The welcoming early mark of spring for me is always the delicate lacey blooming of the Indian Plum as it appears in the understory at the same time as sightings of hummingbirds so that these little flowers provide the hummers with water and fast food in the flower nectar. This shrub is also called Osoberry (Oemleria cerasiformis) and it has male and female flowers on separate plants so to get the little plum fruit the male and female plants have to be visited by a pollinator that moves the pollen from the male plant flowers to the female plant flowers. The little hummingbirds and early bumble bees provide this pollinating service while they forage for food and the successful fruit is evidence of how early our native pollinators start work every year, well before the imported agricultural pollinators. Now, when the Osoberry leaves are just starting to emerge, the three leaves remind me of a fleur-de-lis and that it is time to plan some Zydeco/Cajun dancing to shake off winter chill.

It was a welcoming sight last week when we were surveying our yard for planning spring tasks and we saw the fast moving silhouette of a hummingbird. The tiny body was just a dark oval spot and the wings were fuzzy suggestions with the afternoon sun reflecting off of and back lighting the blurring movement of the hummer’s rapid wingbeats. Early spring last year, in the same area of our yard, there was a little female hummer eating aphids off of a Honeysuckle and I saw a lot of her for most of the spring and summer eating tiny bugs & flies and visiting blooms of various native shrubs. A little male, Calliope, I think, spent some time last year aggressively defending space around our west neighbor’s sugar water feeder. It made me think about artificial wildlife conflict we humans can create and cock fighting at the scale of hummingbirds that is so entertaining for some to watch. Today I saw, for the first time, a humming bird collecting Cody down from the underside of the Cody down basket. The little Chickadees have been regular visitors for the years it has been up, but this is the first I have seen a hummer collect from it.

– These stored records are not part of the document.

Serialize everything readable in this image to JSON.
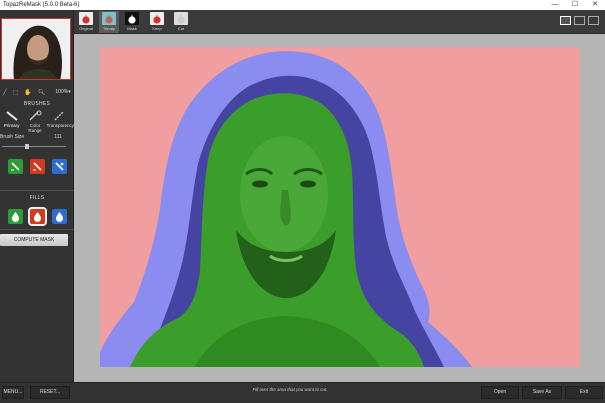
{
  "window": {
    "title": "TopazReMask (5.0.0 Beta-6)",
    "minimize": "—",
    "maximize": "☐",
    "close": "✕"
  },
  "toolbar": {
    "zoom": "100%▾",
    "modes": [
      {
        "label": "Original",
        "icon": "apple-icon",
        "color": "#d83030"
      },
      {
        "label": "Trimap",
        "icon": "apple-icon",
        "color": "#c66060"
      },
      {
        "label": "Mask",
        "icon": "apple-icon",
        "color": "#ffffff"
      },
      {
        "label": "Keep",
        "icon": "apple-icon",
        "color": "#d83030"
      },
      {
        "label": "Cut",
        "icon": "apple-icon",
        "color": "#cccccc"
      }
    ]
  },
  "sidebar": {
    "brushes_title": "BRUSHES",
    "brushes": [
      {
        "label": "Primary"
      },
      {
        "label": "Color Range"
      },
      {
        "label": "Transparency"
      }
    ],
    "brush_size_label": "Brush Size",
    "brush_size_value": "111",
    "brush_size_fraction": 0.38,
    "fills_title": "FILLS",
    "compute_mask_label": "COMPUTE MASK"
  },
  "footer": {
    "menu_label": "MENU...",
    "reset_label": "RESET...",
    "hint": "Fill over the area that you want to cut.",
    "open_label": "Open",
    "save_as_label": "Save As",
    "exit_label": "Exit"
  },
  "colors": {
    "keep": "#2e9a3a",
    "cut": "#d23a1e",
    "compute": "#2c6ed0",
    "cut_overlay": "#f09ea0",
    "compute_overlay": "#8a8cf0",
    "keep_overlay": "#3c9e2a"
  }
}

I surprised a bumble bee this morning when I turned over a clump of kinnikinnick flowers to look at the tiny opening of the little pink edged blooms. I was pondering the question of what creature could be pollinating these early tough-to-access flowers on these so-low-to-the-ground plants and was answered by the annoyed buzzing of an escaping bumble. Every year the pollinating efforts are wildly successful as is evidenced by the masses of little red berries all over the kinnikinnick that slowly get eaten by wildlife in the fall and winter. So, my question has been partly answered and I still need to watch for which of our native bumblebees is/are doing the hard work with such successful results.